Unveiled on Nov. 18, 2020, the F-14 monument is placed feet away from a prototype of the same famed jet that has greeted museum visitors at Naval Air Station Pensacola for three decades.
The F-14 Tomcat, perhaps the most widely recognized US Navy fighter thanks to its starring role in “Top Gun,” has now its own monument at the National Naval Aviation Museum following the monument unveiling Wednesday.
Unveiled on Nov. 18, 2020, the monument is placed feet away from a prototype of the same famed jet that has greeted museum visitors at Naval Air Station Pensacola for three decades.
“The F-14, quite simply, it embodied American strength,” said Museum Historian Hill Goodspeed Wednesday to a socially-distanced crowd of about 50 people. Advancements during the Cold War in Soviet long range patrol and bomber aircraft dictated a requirement for a fleet defense fighter that could engage high-altitude bombers from well beyond visual range. The iconic F-14 Tomcat was Grumman’s answer. Equipped with long range AIM-54 Phoenix air-to-air missiles, F-14s could engage multiple hostiles over 90 miles away. Needing an interceptor’s high speed while carrying this heavy ordnance, Grumman produced the highly effective variable sweep wing of the F-14, enabling it to operate at a wide range of airspeeds.
Wednesday’s dedication came just a month before the 50th anniversary of the F-14’s first flight, which happened in December 1970. The F-14 made a brief appearance over Vietnam, flying protective patrols for helicopters effecting the final evacuation of American personnel and foreign nationals from Saigon with no opposition from enemy fighters. The F-14 saw its first combat in August 1981, downing two Libyan Su-22 fighters over the Gulf of Sidra. It saw considerable duty in the Gulf War, Iraq and Afghanistan. The last F-14 retired from active service in 2006.
US Navy Cdr. Bert Seither manned the cockpit of the F-14 from the late 1970s until the mid-1980s. As reported by Pensacola News Journal, Seither, who swapped stories with other pilots after Wednesday’s dedication, said the F-14’s attributes were the stuff of legends.

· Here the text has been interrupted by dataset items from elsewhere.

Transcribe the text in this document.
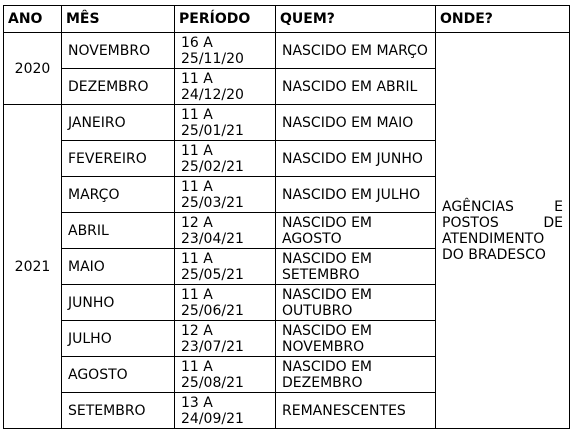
ANO	MÊS	PERÍODO	QUEM?	ONDE?
2020	NOVEMBRO	16 A 25/11/20	NASCIDO EM MARÇO	AGÊNCIAS E POSTOS DE ATENDIMENTO DO BRADESCO

	DEZEMBRO	11 A 24/12/20	NASCIDO EM ABRIL	
2021	JANEIRO	11 A 25/01/21	NASCIDO EM MAIO	
	FEVEREIRO	11 A 25/02/21	NASCIDO EM JUNHO	
	MARÇO	11 A 25/03/21	NASCIDO EM JULHO	
	ABRIL	12 A 23/04/21	NASCIDO EM AGOSTO	
	MAIO	11 A 25/05/21	NASCIDO EM SETEMBRO	
	JUNHO	11 A 25/06/21	NASCIDO EM OUTUBRO	
	JULHO	12 A 23/07/21	NASCIDO EM NOVEMBRO	
	AGOSTO	11 A 25/08/21	NASCIDO EM DEZEMBRO	
	SETEMBRO	13 A 24/09/21	REMANESCENTES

“It had more power than you could handle,” Seither said. “It would go anywhere, it would do anything. It would fly high, it would fly fast. The variable wing let it be a fast airplane, a slow airplane, and it was a big airplane. We called it the flying tennis court.”
Each laser-etched panel on the monument shows different images of the F-14 in action with brief descriptions of its service. As we have already reported, one of those panels is dedicated to the 68 servicemen who died flying the aircraft.
The F-14 Tomcat Monument Association selected three locations to place the monuments; the first was installed in Virginia Beach, the second in Pensacola on Wednesday and the third is slated to go up in San Diego in the near future.